Shame on me for not mentioning it, but Happy Banned Books Week!
I read this Don DeLillo novel in my halfway house, and I have to be honest – it’s one of the last books I really rammed myself through. Once I got a hold of a smartphone, every book after that (and there weren’t many) was something of a slog. I had to commit to sitting down and finishing them, ignoring the phone, and bypassing the many movies I’d be streaming for this particular project. I don’t know how ANYONE is a book reader anymore, and I love books!
DeLillo’s absurdist tome was an engaging and enjoyable read that circled around the idea of what does or does not count as an apocalypse, and whether or not you’d truly be of use. It’s a comedy, and on the page it reads with a singular voice, of an event you otherwise couldn’t imagine. But Noah Baumbach’s glossy Netflix adaptation is nakedly occurring within a cinematic vocabulary we all know from large-scale disaster films, traffic jams and encampments and character actors feuding over supply. Does he truly subvert the form, or is it just a slightly-mocking version of what we all know?

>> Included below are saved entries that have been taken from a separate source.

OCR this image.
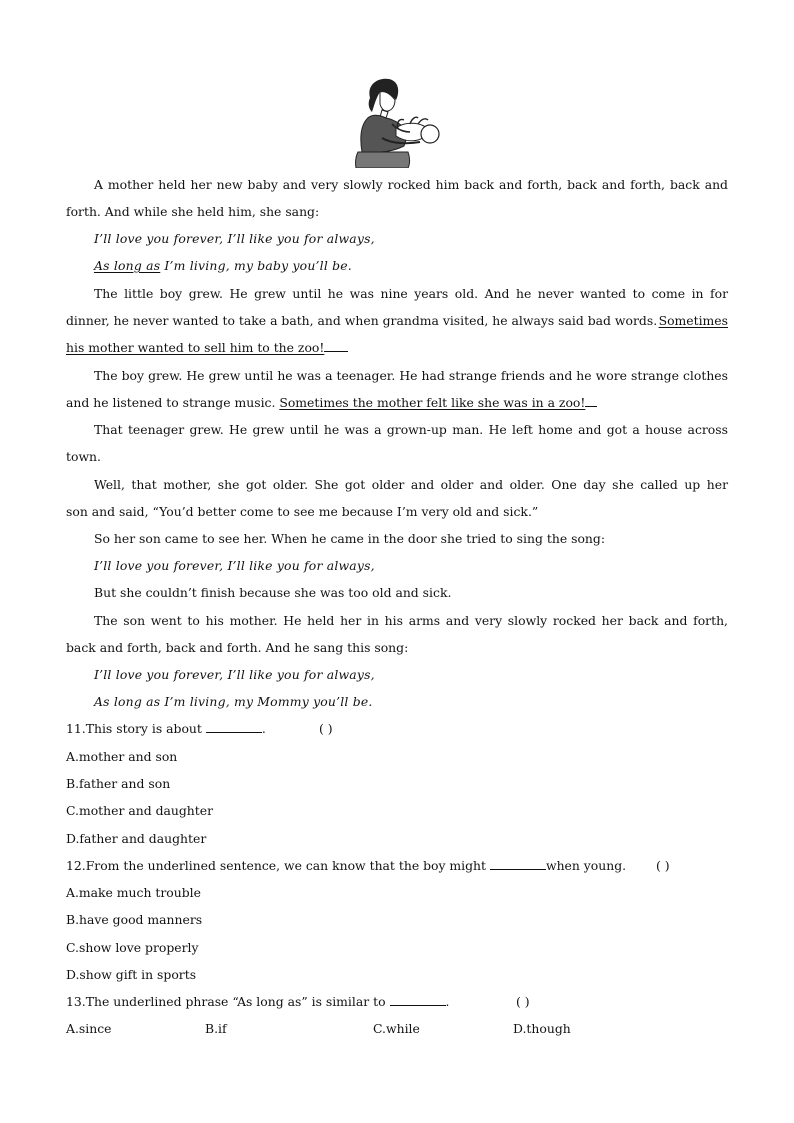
A mother held her new baby and very slowly rocked him back and forth, back and forth, back and
forth. And while she held him, she sang:
I’ll love you forever, I’ll like you for always,
As long as I’m living, my baby you’ll be.
The little boy grew. He grew until he was nine years old. And he never wanted to come in for
dinner, he never wanted to take a bath, and when grandma visited, he always said bad words. Sometimes
his mother wanted to sell him to the zoo!
The boy grew. He grew until he was a teenager. He had strange friends and he wore strange clothes
and he listened to strange music. Sometimes the mother felt like she was in a zoo!
That teenager grew. He grew until he was a grown-up man. He left home and got a house across
town.
Well, that mother, she got older. She got older and older and older. One day she called up her
son and said, “You’d better come to see me because I’m very old and sick.”
So her son came to see her. When he came in the door she tried to sing the song:
I’ll love you forever, I’ll like you for always,
But she couldn’t finish because she was too old and sick.
The son went to his mother. He held her in his arms and very slowly rocked her back and forth,
back and forth, back and forth. And he sang this song:
I’ll love you forever, I’ll like you for always,
As long as I’m living, my Mommy you’ll be.
11.This story is about	.	( )
A.mother and son
B.father and son
C.mother and daughter
D.father and daughter
12.From the underlined sentence, we can know that the boy might	when young. ( )
A.make much trouble
B.have good manners
C.show love properly
D.show gift in sports
13.The underlined phrase “As long as” is similar to	.	( )
A.since	B.if	C.while	D.though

This is the biggest Baumbach film yet, and it probably will remain his biggest ever. Even though it’s from two years ago, it feels like a relic to me, not only because it’s a movie that came out while I was incarcerated, but because it sounds like Netflix is in the tentpole blockbuster business now, making stuff with Dwayne Johnson or Jennifer Lopez to appeal to each personality’s least-demanding fans. Noah Baumbach is never again going to get top dollar to adapt Don DeLillo. The Beatles are dead, the dinosaurs are never coming back, etc. etc.
The movie is as similarly discursive as the book, following an eccentric family as they cope with an environmental tragedy that has affected the Earth but has yet to be one of their top three interests that day. Adam Driver, playing somewhat older than his age, is a college professor known for the field of “Hitler Studies”, incongruously matched up with a friend (Don Cheadle) who, teaching “Elvis Studies”, seems to have a lot of postmodern theories on the topic. Cheadle has been a little stiff in bigger movies lately, so it’s nice to see him let loose in something a bit lighter.
Driver has a sweet chemistry with his wife (Greta Gerwig, delightful), and their romance is largely preserved from the page, though the movie lingers on a tough Third Act betrayal that seems (almost farcically) more severe than it is in the book. The kids, varying ages of pre-tween to teen, all have their own neuroses, and are appropriately portrayed by two children of journeyman actor Alessandro Nivola as well as the more decorated Raffey Cassidy (who I did recall from “Tomorrowland”, which we watched in prison).
The world is slowly dismantling itself, but like most DeLillo and Baumbach characters, these people can’t stop talking about the small nuances they find in every detail of their daily life. So when they’re stuck in a dangerous traffic jam, they begin to opine on the people surrounding them, the people walking out of cars, the lost wanderers. And as camps devolve into possible cult behavior, the end result is that these people can’t stop questioning everything with this frozen deadpan expression. Gerwig finds the warmth underneath this, and gives the strongest performance, though each actor deserves recognition for making the flighty DeLillo language palatable. And the whole thing ends in a singalong to a new LCD Soundsystem song, so, how bad can the apocalypse really be? To allude to another NYC music legend, “White Noise” the book feels like a very funny doomsday screed. But the movie is very much like being inside a David Byrne track.
In prison, you encounter a lot of doomsday people. Depending on where your prison is, you’re going to be dealing with more than a few off-the-grid types who calmly, rationally believe that an end is near, maybe not THE end, but something resembling a particular end. Amusingly, there’s a whole industry dedicated to marketing towards those people, because they’re certainly spenders. Much of it takes the form of magazines and leaflets, mostly about how to remain anonymous while still participating in use of the internet and communicating with each other. While I’m not sure it’s written anywhere, I saw many newsletters and tiny magazines dedicated to the making of ham radios get confiscated by the guards. It’s an interesting demographic, and I’m kind of glad prison gave me a new perspective on these guys.
We will return with more book-to-movie adaptations soon. But next week, it’s OCTOBER. We’re beginning SCARETOBERFEST, a WHOLE MONTH of HORROR, and we’re starting with a week of ZOMBIES.
Are you gonna see Megalopolis this weekend, so you can get a double dose of what a bad actor Adam Driver truly is? (Although he was great in Marriage STory.)
I gotta give a shout out to Driver in Patterson as well. That characters’ philosophy and dedication to daily routine should be dissected like The Big Lebowski’s dudeism.
Top shelf Jarmusch there.
Bring on those horror movies man! Looking forward to it.
Were the prisoners you discuss doomsdayers before prison or adopted this after being incarcerated?